Herkunft deutscher Luftgrenzwerte

Andere Luftgrenzwerte

Arbeitsplatzgrenzwerte des AGS

Nach einem Beschluss des Ausschusses für Gefahrstoffe (AGS) aus dem Jahr 1990 kann dieses Gremium eigenständig für gefährliche Stoffe, für die es keinen gültigen Luftgrenzwert gibt und eine krebserzeugende, erbgutverändernde oder fortpflanzungsgefährdende Wirkung nicht bekannt ist, in Deutschland verbindliche Arbeitsplatzgrenzwerte (AGW) erarbeiten, die ursprünglich Arbeitsplatzrichtwerte (ARW) genannt wurden. Diese Werte müssen auf arbeitsmedizinische und toxikologische Erfahrungen gründen [1]. Vielfach liegen aber für die infrage kommenden Stoffe keine ausreichenden Befunde aus Toxikologie und Arbeitsmedizin vor, was die Verwendung von Sicherheits- bzw. Extrapolationsfaktoren bei der Ableitung von Arbeitsplatzgrenzwerten erforderlich macht. Die Kriterien wurden dabei im Lauf der Zeit verfeinert. Eine Zusammenfassung der zurzeit empfohlenen Methode zur AGW-Aufstellung durch den AGS findet sich in der Bekanntmachung zu Gefahrstoffen 901 "Kriterien zur Ableitung von Arbeitsplatzgrenzwerten (BekGS 901)".

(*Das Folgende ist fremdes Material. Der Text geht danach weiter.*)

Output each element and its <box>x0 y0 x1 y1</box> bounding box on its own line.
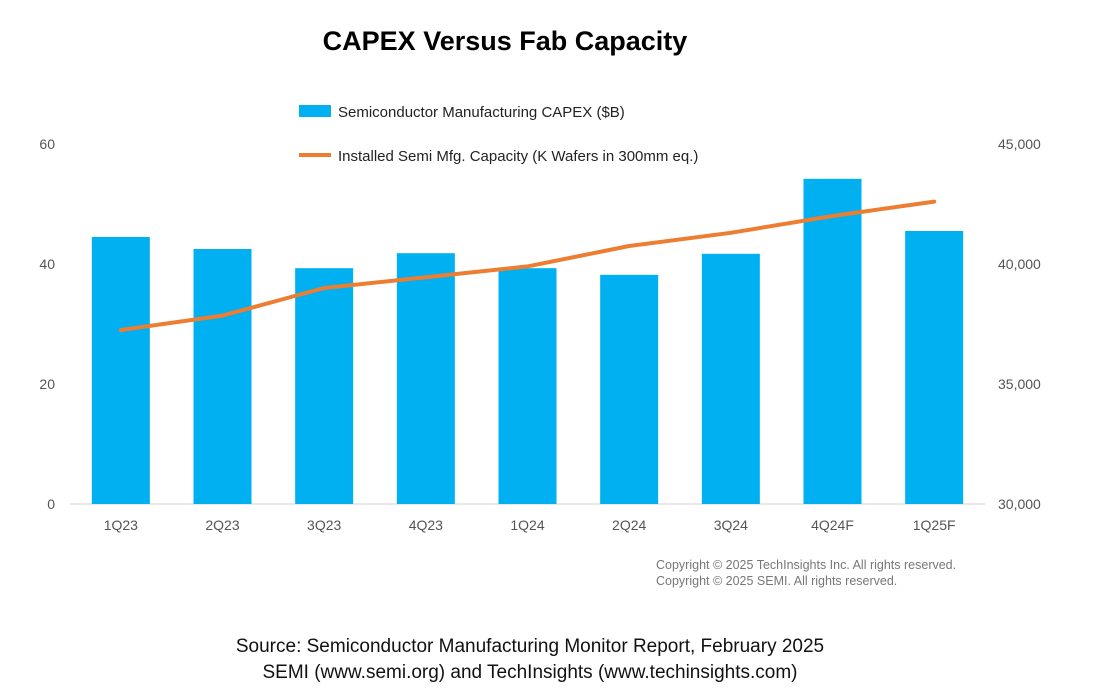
capex-bar <box>498 268 557 504</box>
capex-bar <box>396 253 455 504</box>
x-tick-label: 3Q23 <box>307 517 341 533</box>
capex-bar <box>701 253 760 504</box>
legend-label-capacity: Installed Semi Mfg. Capacity (K Wafers i… <box>338 148 698 165</box>
capex-bar <box>905 231 964 504</box>
x-tick-label: 2Q24 <box>612 517 646 533</box>
x-tick-label: 1Q25F <box>913 517 956 533</box>
legend-swatch-capex <box>299 105 331 117</box>
legend-label-capex: Semiconductor Manufacturing CAPEX ($B) <box>338 104 625 121</box>
right-axis: 30,000 35,000 40,000 45,000 <box>998 136 1041 512</box>
capex-bar <box>600 274 659 504</box>
left-tick-label: 20 <box>39 376 55 392</box>
x-tick-label: 2Q23 <box>205 517 239 533</box>
source-note: Source: Semiconductor Manufacturing Moni… <box>0 634 1060 686</box>
capacity-line <box>118 199 937 332</box>
copyright-notice: Copyright © 2025 TechInsights Inc. All r… <box>656 557 956 589</box>
left-tick-label: 60 <box>39 136 55 152</box>
x-tick-label: 1Q23 <box>104 517 138 533</box>
right-tick-label: 40,000 <box>998 256 1041 272</box>
right-tick-label: 45,000 <box>998 136 1041 152</box>
copyright-line-2: Copyright © 2025 SEMI. All rights reserv… <box>656 574 898 588</box>
capacity-line-path <box>118 199 937 332</box>
capex-bar <box>803 178 862 505</box>
x-tick-label: 4Q24F <box>811 517 854 533</box>
x-tick-label: 4Q23 <box>409 517 443 533</box>
capex-bar <box>193 249 252 504</box>
x-axis: 1Q23 2Q23 3Q23 4Q23 1Q24 2Q24 3Q24 4Q24F 1Q25F <box>104 517 956 533</box>
source-line-1: Source: Semiconductor Manufacturing Moni… <box>235 636 825 657</box>
capex-bars <box>91 178 964 505</box>
left-tick-label: 40 <box>39 256 55 272</box>
left-tick-label: 0 <box>47 496 55 512</box>
right-tick-label: 30,000 <box>998 496 1041 512</box>
x-tick-label: 1Q24 <box>510 517 544 533</box>
source-line-2: SEMI (www.semi.org) and TechInsights (ww… <box>262 662 798 683</box>
capex-bar <box>91 237 150 504</box>
chart-title: CAPEX Versus Fab Capacity <box>322 26 688 56</box>
legend: Semiconductor Manufacturing CAPEX ($B) In… <box>299 104 698 165</box>
left-axis: 0 20 40 60 <box>39 136 55 512</box>
capex-bar <box>295 268 354 504</box>
right-tick-label: 35,000 <box>998 376 1041 392</box>
x-tick-label: 3Q24 <box>714 517 748 533</box>
copyright-line-1: Copyright © 2025 TechInsights Inc. All r… <box>656 558 957 572</box>
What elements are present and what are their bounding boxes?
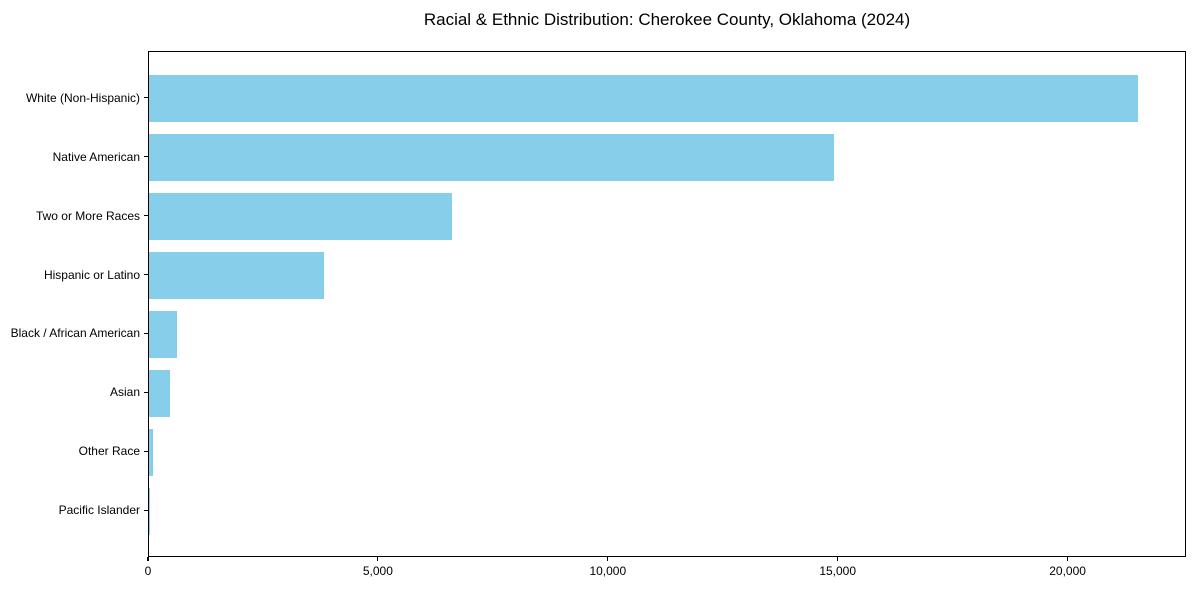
y-tick-label: Black / African American xyxy=(10,326,140,341)
y-tick-label: Hispanic or Latino xyxy=(43,267,140,282)
x-tick-label: 20,000 xyxy=(1049,564,1086,578)
x-tick-label: 0 xyxy=(144,564,152,578)
y-axis-tick xyxy=(144,391,148,394)
bar xyxy=(149,75,1138,123)
y-tick-label: Native American xyxy=(52,149,140,164)
x-tick-label: 5,000 xyxy=(362,564,393,578)
x-axis-tick xyxy=(607,557,609,561)
bar xyxy=(149,192,453,241)
y-axis-tick xyxy=(144,273,148,276)
bar xyxy=(149,251,324,300)
bar xyxy=(149,428,153,477)
bar xyxy=(149,133,835,182)
x-axis-tick xyxy=(1067,557,1069,561)
y-axis-tick xyxy=(144,509,148,511)
x-tick-label: 15,000 xyxy=(819,564,857,578)
x-tick-label: 10,000 xyxy=(589,564,627,578)
bar xyxy=(149,369,170,418)
y-tick-label: Pacific Islander xyxy=(58,503,140,518)
y-tick-label: Other Race xyxy=(78,444,140,459)
bar xyxy=(149,310,177,359)
bar xyxy=(149,487,151,535)
y-axis-tick xyxy=(144,96,148,99)
x-axis-tick xyxy=(147,557,149,561)
y-axis-tick xyxy=(144,450,148,453)
plot-area xyxy=(148,51,1186,557)
y-axis-tick xyxy=(144,155,148,158)
x-axis-tick xyxy=(377,557,379,561)
chart-title: Racial & Ethnic Distribution: Cherokee C… xyxy=(423,10,911,29)
y-axis-tick xyxy=(144,214,148,217)
x-axis-tick xyxy=(837,557,839,561)
y-tick-label: White (Non-Hispanic) xyxy=(25,90,140,105)
y-axis-tick xyxy=(144,332,148,335)
y-tick-label: Two or More Races xyxy=(35,208,140,223)
y-tick-label: Asian xyxy=(109,385,140,400)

Die Begründungspapiere sind auf einer Internetseite der Bundesanstalt für Arbeitsschutz und Arbeitsmedizin (BAuA) wiedergegeben (Begründungen zu Arbeitsplatzgrenzwerten).

Aufgehoben: Technikbasierte Luftgrenzwerte

Vielfach ist es unmöglich, eine toxikologische Wirkschwelle als Voraussetzung für die Aufstellung eines "gesundheitsbasierten" Luftgrenzwertes abzuleiten. In der Vergangenheit behalf man sich in diesen Fällen mit höchstzulässigen Expositionskonzentrationen, die gemäß dem "TRK-Konzept" bei Ausschöpfung sinnvoller technischer Minimierungsmaßnahmen als erreichbar betrachtet wurden. Ein solcher Ansatz ist mit der aktuellen Gefahrstoffverordnung nicht mehr vereinbar.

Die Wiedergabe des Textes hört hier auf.